GICDM: Mitigating Hubness for Reliable Distance-Based Generative Model Evaluation
Nicolas Salvy, Hugues Talbot, Bertrand Thirion
TL;DR
This work tackles the instability of distance-based evaluation in high-dimensional embedding spaces caused by hubness. It introduces GICDM, a hubness-aware extension of ICDM that first uniformizes the real data density via ICDM, then computes per-generated-point scaling factors using only real data, and finally applies multi-scale filtering to guard against overcorrection. The approach yields more reliable fidelity and coverage metrics and better aligns with human judgments across synthetic and real benchmarks. By mitigating hubness while preserving the relative positioning of generated samples, GICDM enables more trustworthy evaluation of high-dimensional generative models.
Abstract
Generative model evaluation commonly relies on high-dimensional embedding spaces to compute distances between samples. We show that dataset representations in these spaces are affected by the hubness phenomenon, which distorts nearest neighbor relationships and biases distance-based metrics.
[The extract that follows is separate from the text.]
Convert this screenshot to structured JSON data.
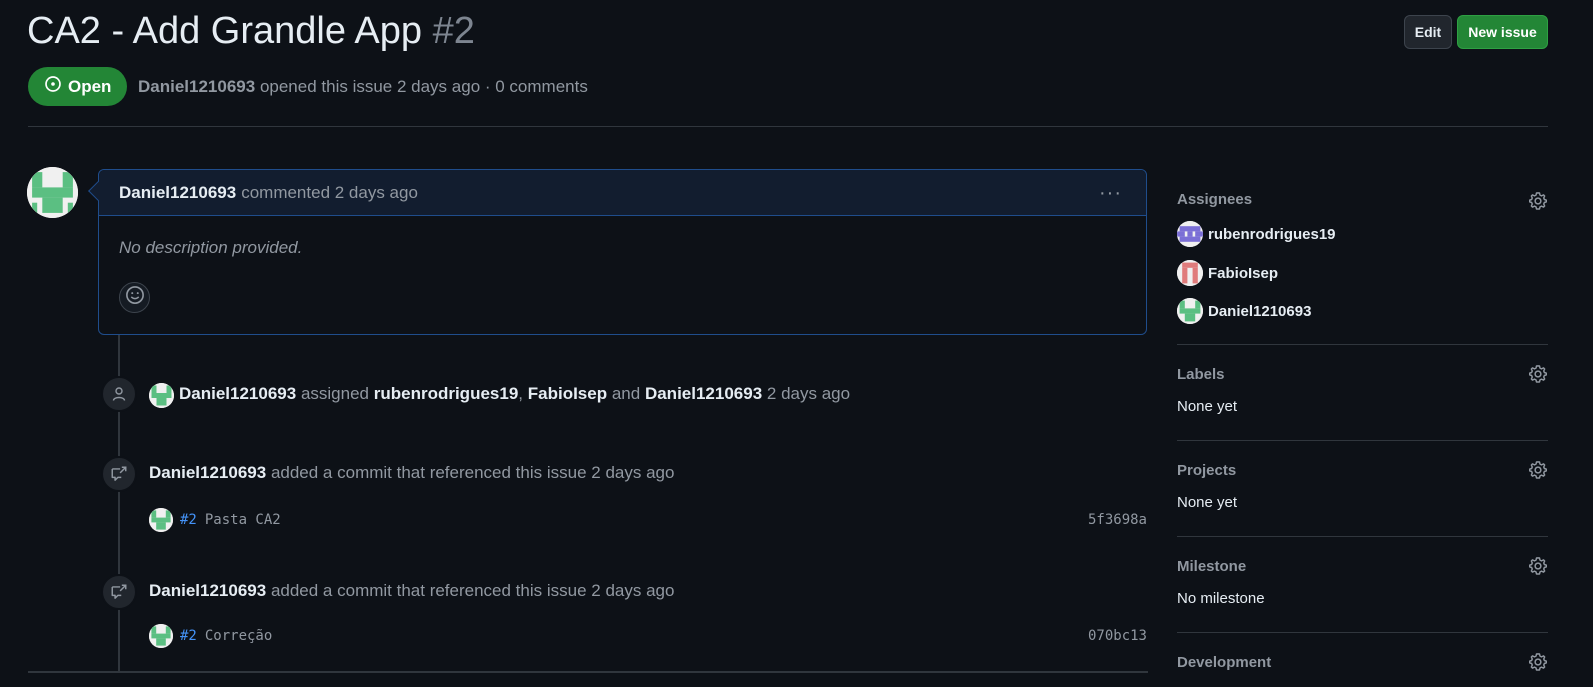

Building on the classical Iterative Contextual Dissimilarity Measure (ICDM), we introduce Generative ICDM (GICDM), a method to correct neighborhood estimation for both real and generated data. We introduce a multi-scale extension to improve empirical behavior. Extensive experiments on synthetic and real benchmarks demonstrate that GICDM resolves hubness-induced failures, restores reliable metric behavior, and improves alignment with human judgment.